Timothy Geithner, currently Obama’s Treasury Secretary, when he was Chairman of the Federal Reserve Bank of New York, pressed American International Group (AIG) to withhold financial information from the public about the bailed-out insurer’s payments to banks, in the midst of the financial crisis, e-mail now show. AIG in the end received $182.3 billion in bailout funds and credits from the government.
Bloomberg.com: AIG said in a draft of a regulatory filing that the insurer paid banks, which included Goldman Sachs Group Inc. and Societe Generale SA, 100 cents on the dollar for credit-default swaps they bought from the firm. The New York Fed crossed out the reference, according to the e-mails, and AIG excluded the language when the filing was made public on Dec. 24, 2008. The e-mails were obtained by Representative Darrell Issa, ranking member of the House Oversight and Government Reform Committee.
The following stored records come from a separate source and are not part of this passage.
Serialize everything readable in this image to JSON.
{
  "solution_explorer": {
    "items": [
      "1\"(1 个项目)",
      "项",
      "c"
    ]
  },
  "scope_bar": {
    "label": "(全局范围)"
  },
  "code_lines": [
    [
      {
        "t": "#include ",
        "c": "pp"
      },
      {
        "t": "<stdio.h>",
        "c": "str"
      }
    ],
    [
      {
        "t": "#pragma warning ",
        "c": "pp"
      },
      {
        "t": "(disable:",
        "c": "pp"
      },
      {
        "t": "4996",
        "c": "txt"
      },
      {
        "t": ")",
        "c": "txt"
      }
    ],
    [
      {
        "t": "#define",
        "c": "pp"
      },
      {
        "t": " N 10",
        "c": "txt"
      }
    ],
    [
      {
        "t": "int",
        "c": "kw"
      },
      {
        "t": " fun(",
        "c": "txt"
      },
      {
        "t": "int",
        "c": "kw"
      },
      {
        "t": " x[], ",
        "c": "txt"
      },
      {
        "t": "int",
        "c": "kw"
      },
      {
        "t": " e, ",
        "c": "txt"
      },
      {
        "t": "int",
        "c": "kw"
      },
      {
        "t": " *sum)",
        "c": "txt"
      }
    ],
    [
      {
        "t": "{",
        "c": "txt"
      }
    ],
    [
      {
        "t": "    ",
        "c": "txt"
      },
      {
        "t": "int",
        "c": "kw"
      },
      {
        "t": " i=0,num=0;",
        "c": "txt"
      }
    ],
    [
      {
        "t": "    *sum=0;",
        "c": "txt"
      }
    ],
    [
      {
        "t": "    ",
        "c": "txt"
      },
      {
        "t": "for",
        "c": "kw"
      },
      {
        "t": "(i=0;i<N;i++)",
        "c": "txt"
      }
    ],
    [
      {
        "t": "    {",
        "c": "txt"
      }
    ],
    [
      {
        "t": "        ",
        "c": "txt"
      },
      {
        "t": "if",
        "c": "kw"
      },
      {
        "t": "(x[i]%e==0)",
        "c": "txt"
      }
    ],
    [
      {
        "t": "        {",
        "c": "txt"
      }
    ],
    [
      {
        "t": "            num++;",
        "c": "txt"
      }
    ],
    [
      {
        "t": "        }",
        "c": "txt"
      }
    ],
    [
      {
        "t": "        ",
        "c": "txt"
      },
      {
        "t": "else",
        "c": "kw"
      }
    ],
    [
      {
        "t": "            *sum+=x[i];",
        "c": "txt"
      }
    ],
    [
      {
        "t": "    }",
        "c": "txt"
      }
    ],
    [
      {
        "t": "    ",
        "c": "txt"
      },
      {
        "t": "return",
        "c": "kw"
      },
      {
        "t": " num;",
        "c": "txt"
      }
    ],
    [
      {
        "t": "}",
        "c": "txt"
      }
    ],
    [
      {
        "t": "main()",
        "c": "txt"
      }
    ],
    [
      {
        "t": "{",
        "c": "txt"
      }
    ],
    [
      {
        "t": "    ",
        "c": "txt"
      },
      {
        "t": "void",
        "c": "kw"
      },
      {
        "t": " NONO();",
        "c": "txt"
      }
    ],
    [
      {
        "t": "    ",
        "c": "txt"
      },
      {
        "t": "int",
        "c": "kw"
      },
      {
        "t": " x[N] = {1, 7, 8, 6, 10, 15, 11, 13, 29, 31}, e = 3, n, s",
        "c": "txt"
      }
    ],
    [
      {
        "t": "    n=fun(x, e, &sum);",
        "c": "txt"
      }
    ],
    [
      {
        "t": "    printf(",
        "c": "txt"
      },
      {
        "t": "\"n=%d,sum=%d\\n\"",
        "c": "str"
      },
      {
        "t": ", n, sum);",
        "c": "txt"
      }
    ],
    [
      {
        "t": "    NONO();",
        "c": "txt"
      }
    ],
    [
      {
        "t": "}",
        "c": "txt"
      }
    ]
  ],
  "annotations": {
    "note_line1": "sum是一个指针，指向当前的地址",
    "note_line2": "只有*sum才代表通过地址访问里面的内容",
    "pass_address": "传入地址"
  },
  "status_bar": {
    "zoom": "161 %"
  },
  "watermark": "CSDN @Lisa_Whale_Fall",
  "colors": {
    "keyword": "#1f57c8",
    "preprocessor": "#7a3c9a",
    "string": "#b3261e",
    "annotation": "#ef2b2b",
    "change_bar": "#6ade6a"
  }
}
The New York Fed took over negotiations between AIG and the banks in November 2008 as losses on the swaps, which were contracts tied to subprime home loans, threatened to swamp the insurer weeks after its taxpayer-funded rescue. The regulator decided that Goldman Sachs and more than a dozen banks would be fully repaid for $62.1 billion of the swaps, prompting lawmakers to call the AIG rescue a “backdoor bailout” of financial firms.